Она вскочила на ноги, даже не заметив, как острые камни и сухие ветки впились в её израненные, босые ступни (туфли она потеряла где-то по дороге), и бросилась к нему. Всё её существо, изголодавшееся по нему, по его теплу, по его голосу, по одному только взгляду, рванулось вперёд, забыв об осторожности, забыв о том, где она находится, забыв обо всём на свете, кроме одного: он жив.
Она подлетела к нему, и слова, сбивчивые, нелепые, переполнявшие её до краёв, хлынули потоком:
— Боб! Господи, Боб, ты жив! Я знала, я знала! Что с тобой? Что случилось? Почему ты здесь? Как ты… Джим сказал… он нашёл твой платок, весь в крови, и следы, и парик, и все думали… все решили… А я не поверила! Я не могла поверить! Я побежала искать тебя, и вот… вот ты!
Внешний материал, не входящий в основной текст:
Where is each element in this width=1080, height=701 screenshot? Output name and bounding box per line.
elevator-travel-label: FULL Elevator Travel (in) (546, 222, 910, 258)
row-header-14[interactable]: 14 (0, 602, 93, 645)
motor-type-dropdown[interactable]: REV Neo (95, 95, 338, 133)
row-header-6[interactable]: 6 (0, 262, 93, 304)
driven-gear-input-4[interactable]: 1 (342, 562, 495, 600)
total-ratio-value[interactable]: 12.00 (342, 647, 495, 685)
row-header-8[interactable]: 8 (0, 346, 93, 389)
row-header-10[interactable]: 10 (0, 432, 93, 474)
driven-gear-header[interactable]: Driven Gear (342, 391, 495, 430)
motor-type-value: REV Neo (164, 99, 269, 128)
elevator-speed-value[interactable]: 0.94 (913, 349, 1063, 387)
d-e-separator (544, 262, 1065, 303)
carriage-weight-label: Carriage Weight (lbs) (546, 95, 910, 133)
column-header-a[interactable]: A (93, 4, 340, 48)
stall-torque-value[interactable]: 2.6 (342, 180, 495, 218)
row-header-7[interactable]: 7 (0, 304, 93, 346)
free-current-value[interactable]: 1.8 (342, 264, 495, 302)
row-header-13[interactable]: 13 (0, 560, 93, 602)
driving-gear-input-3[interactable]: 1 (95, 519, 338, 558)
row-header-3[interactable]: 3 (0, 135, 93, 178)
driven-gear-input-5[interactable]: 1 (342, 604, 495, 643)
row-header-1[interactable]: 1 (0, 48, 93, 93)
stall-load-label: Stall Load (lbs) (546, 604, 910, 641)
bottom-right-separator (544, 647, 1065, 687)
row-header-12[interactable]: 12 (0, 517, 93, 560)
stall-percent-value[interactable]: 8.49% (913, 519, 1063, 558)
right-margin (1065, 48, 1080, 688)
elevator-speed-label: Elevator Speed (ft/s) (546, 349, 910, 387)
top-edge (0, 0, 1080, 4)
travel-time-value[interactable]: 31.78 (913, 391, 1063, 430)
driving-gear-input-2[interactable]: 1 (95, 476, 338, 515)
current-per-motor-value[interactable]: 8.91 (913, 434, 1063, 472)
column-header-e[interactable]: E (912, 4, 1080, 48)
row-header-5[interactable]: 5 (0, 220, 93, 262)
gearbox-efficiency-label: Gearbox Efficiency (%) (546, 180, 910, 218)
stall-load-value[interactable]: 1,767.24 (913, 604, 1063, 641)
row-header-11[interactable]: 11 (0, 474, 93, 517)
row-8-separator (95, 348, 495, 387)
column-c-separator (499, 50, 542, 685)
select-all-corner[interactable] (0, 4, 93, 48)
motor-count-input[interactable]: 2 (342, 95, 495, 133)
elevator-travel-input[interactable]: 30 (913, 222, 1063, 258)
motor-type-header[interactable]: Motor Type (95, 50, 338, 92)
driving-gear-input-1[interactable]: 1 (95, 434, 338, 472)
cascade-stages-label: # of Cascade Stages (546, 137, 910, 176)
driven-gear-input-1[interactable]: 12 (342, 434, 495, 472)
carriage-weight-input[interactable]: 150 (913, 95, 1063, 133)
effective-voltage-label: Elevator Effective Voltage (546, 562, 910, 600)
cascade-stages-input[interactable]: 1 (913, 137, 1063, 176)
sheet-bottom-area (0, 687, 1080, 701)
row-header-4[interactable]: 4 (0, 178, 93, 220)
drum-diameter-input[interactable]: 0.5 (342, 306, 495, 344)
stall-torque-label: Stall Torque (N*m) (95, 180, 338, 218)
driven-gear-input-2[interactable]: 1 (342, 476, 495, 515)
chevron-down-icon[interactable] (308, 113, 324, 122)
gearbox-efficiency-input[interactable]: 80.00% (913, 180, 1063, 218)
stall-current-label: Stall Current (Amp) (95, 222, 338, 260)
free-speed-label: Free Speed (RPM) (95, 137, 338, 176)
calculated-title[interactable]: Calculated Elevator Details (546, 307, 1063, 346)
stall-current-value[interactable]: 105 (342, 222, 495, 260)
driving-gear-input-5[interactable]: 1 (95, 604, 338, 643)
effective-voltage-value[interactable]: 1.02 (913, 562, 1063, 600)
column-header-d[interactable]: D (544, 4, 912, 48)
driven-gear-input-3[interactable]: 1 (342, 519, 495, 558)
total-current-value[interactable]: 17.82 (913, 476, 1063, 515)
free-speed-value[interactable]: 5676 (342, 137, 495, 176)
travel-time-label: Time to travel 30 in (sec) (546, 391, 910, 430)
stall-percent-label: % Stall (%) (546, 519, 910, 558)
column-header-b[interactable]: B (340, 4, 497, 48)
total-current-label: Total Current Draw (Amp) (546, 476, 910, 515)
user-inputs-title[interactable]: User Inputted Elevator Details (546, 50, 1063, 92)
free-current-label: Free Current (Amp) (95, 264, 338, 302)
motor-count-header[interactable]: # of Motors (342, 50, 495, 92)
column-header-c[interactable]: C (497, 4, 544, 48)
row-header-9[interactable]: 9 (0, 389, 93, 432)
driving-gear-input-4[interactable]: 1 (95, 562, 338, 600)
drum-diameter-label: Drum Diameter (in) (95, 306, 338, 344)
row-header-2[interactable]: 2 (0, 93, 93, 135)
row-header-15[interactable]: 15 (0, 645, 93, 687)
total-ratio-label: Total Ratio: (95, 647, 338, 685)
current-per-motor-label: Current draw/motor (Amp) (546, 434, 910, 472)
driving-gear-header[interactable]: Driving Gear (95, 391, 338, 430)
Она говорила, захлёбываясь словами, не замечая, как слёзы — уже не горя, а невыразимого облегчения — снова текут по её грязным, исцарапанным щекам. Её взгляд судорожно бегал по его лицу, по его израненному телу, пытаясь охватить всё сразу, убедиться, что раны не смертельны, что он действительно здесь, живой, настоящий. Её собственные пальцы, измазанные в земле и крови, дрожали, когда она, повинуясь внезапному порыву, потянулась к его лицу и осторожно, почти благоговейно, обхватила его щёки ладонями, заставляя посмотреть ей прямо в глаза. Кожа под её пальцами была холодной. Очень холодной.
Но Мэй этого не заметила. Она вообще ничего не замечала вокруг — ни того, как странно, неестественно тихо стало на поляне, ни того, как лунный свет, только что заливавший всё вокруг, вдруг словно потускнел, съёжился, будто испугавшись чего-то. Она не чувствовала ледяного, могильного холода, который волнами исходил от его тела. Она видела только его лицо — такое родное, такое любимое, такое измученное.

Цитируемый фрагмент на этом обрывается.